Violence is spreading from Villiers le Bel to a dozen neighboring communities. At least twenty policemen have been injured so far tonight (forty injured last night according to the latest figures), some of them critically. The insurgents are using firebombs, iron rods, baseball bats, and firing buckshot. Journalists are attacked, their cameras are stolen. The mayor of Villiers le Bel is running a crisis center from an undisclosed location. Interior Minister Michèle Alliot-Marie is strangely absent, silent, or ineffectual. This is not the way it is supposed to be happening in the Sarkozy government. Don’t be surprised if Alliot-Marie is replaced early next year.

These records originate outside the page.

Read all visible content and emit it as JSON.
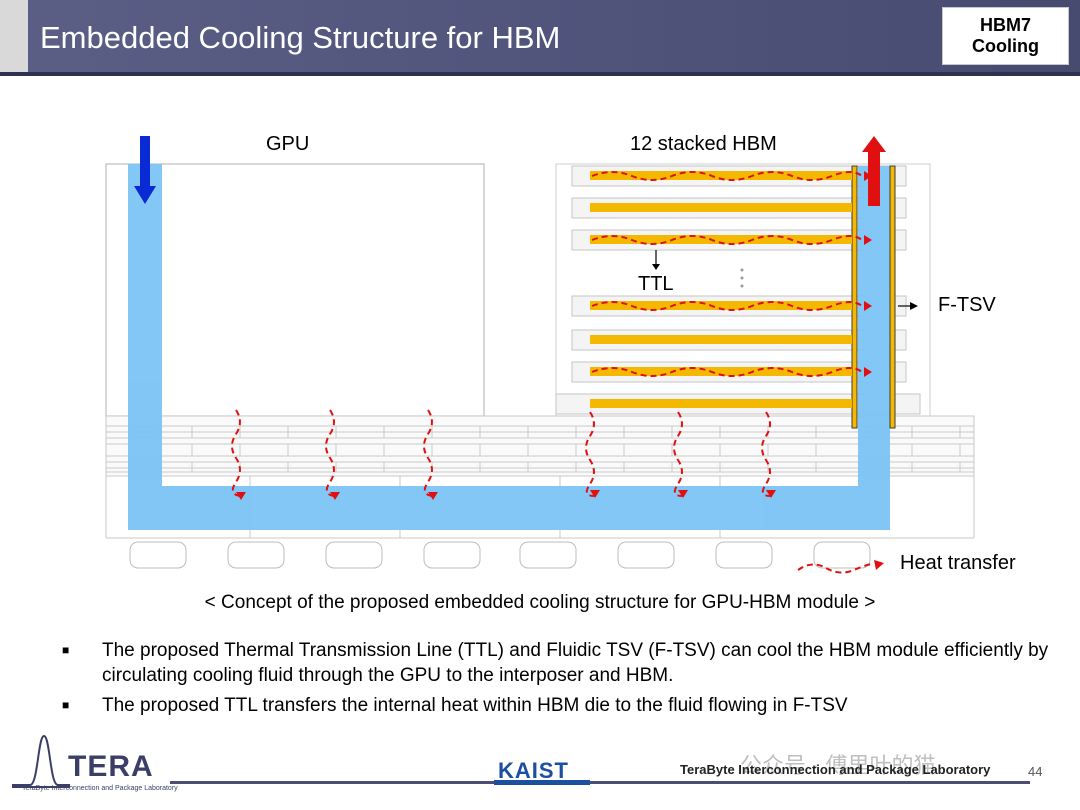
{
  "header": {
    "title": "Embedded Cooling Structure for HBM",
    "badge_line1": "HBM7",
    "badge_line2": "Cooling"
  },
  "diagram": {
    "gpu_label": "GPU",
    "hbm_label": "12 stacked HBM",
    "ttl_label": "TTL",
    "ftsv_label": "F-TSV",
    "legend_label": "Heat transfer",
    "caption": "< Concept of the proposed embedded cooling structure for GPU-HBM module >"
  },
  "bullets": [
    "The proposed Thermal Transmission Line (TTL) and Fluidic TSV (F-TSV) can cool the HBM module efficiently by circulating cooling fluid through the GPU to the interposer and HBM.",
    "The proposed TTL transfers the internal heat within HBM die to the fluid flowing in F-TSV"
  ],
  "footer": {
    "logo_word": "TERA",
    "logo_sub": "TeraByte Interconnection and Package Laboratory",
    "kaist": "KAIST",
    "lab": "TeraByte Interconnection and Package Laboratory",
    "page": "44",
    "watermark": "公众号 · 傅里叶的猫"
  },
  "colors": {
    "fluid": "#7cc4f6",
    "ttl": "#f5b800",
    "inflow_arrow": "#0a2ad6",
    "outflow_arrow": "#e01010",
    "heat_arrow": "#e01010"
  }
}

. . . Police investigators and several eyewitnesses corroborate the patrolmen’s version of the accident. The police car was going at a normal speed, no sirens, no hot pursuit. The mini-motorcycle came down a side street at high speed and made a left turn, crashing directly into the police car. The police remained on the scene for approximately twenty to thirty minutes until the fire department ambulance arrived.

President Sarkozy, on a state visit to China, issued a plea for calm. It must have seemed quite logical from where he’s standing… but it’s totally inaudible here on the receiving end.

Monday morning

The tally on Sunday’s punk jihad outburst is heavy and rising.

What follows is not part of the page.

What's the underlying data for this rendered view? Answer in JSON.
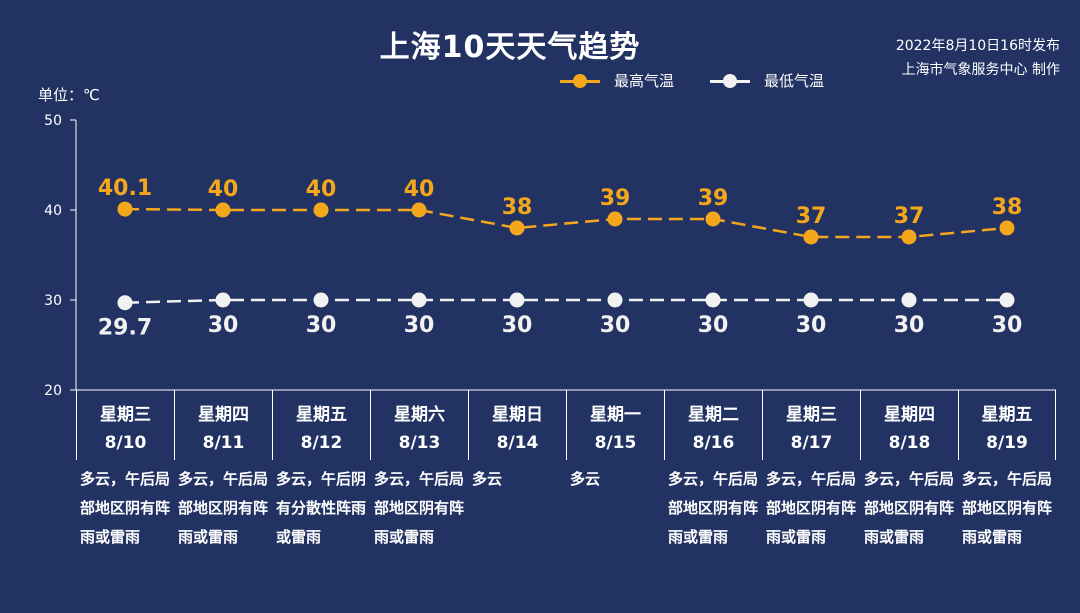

. . . According to concurrent reports, the rage broke out immediately. The police claim the motorcycle ran into their patrol car at an intersection; the enraged know better—the police car in hot pursuit of the innocent boys, Moushin and Larami, smashed into their motorcycle. Moushin’s uncle was outraged because the bodies were left lying in the fire station. But it seems that the forces that came to pick them up had to turn back because they were attacked. The boys had gone out to do a little bit of rodeo, a favorite sport in the banlieue projects. Le Parisien posted You Tube videos filmed by reckless kids.

Reckless, yes, but when they get wrecked it’s the fault of the police, the Peugeot dealership, and McDonald’s.

The euphemism for these enclaves — “quartier sensible”—bears a nugget of truth if correctly translated as “touchy neighborhoods.” Villiers le Bel is in the administrative district of Sarcelles / Garges-les-Gonesses about 20 km north of Paris. Not so long ago Sarcelles was the home sweet home of Jewish refugees from North Africa; today it is their nightmare. They endure constant attacks and harassment from the permanently enraged African-Arab-Muslim residents who live cheek by jowl with their still neat clean streets.

Socialist leader François Hollande is demanding the truth, the whole truth and of course the right truth on this incident—it has to be the fault of the police, the fault of the brutal Sarkozy government, the fault of deaf ears turned to the suffering of youths in this, the touchiest of touchy neighborhoods. . . .

Read the entire post at PJM. France has an incredble problem with its immigrant Muslim community that it needs to solve. Sarkozy has discussed cutting off "foreign" - i.e., Wahhabi / Salafi - involvement in existing Muslim community prior to his election. To say that sounds like too little is a bit of an understatement.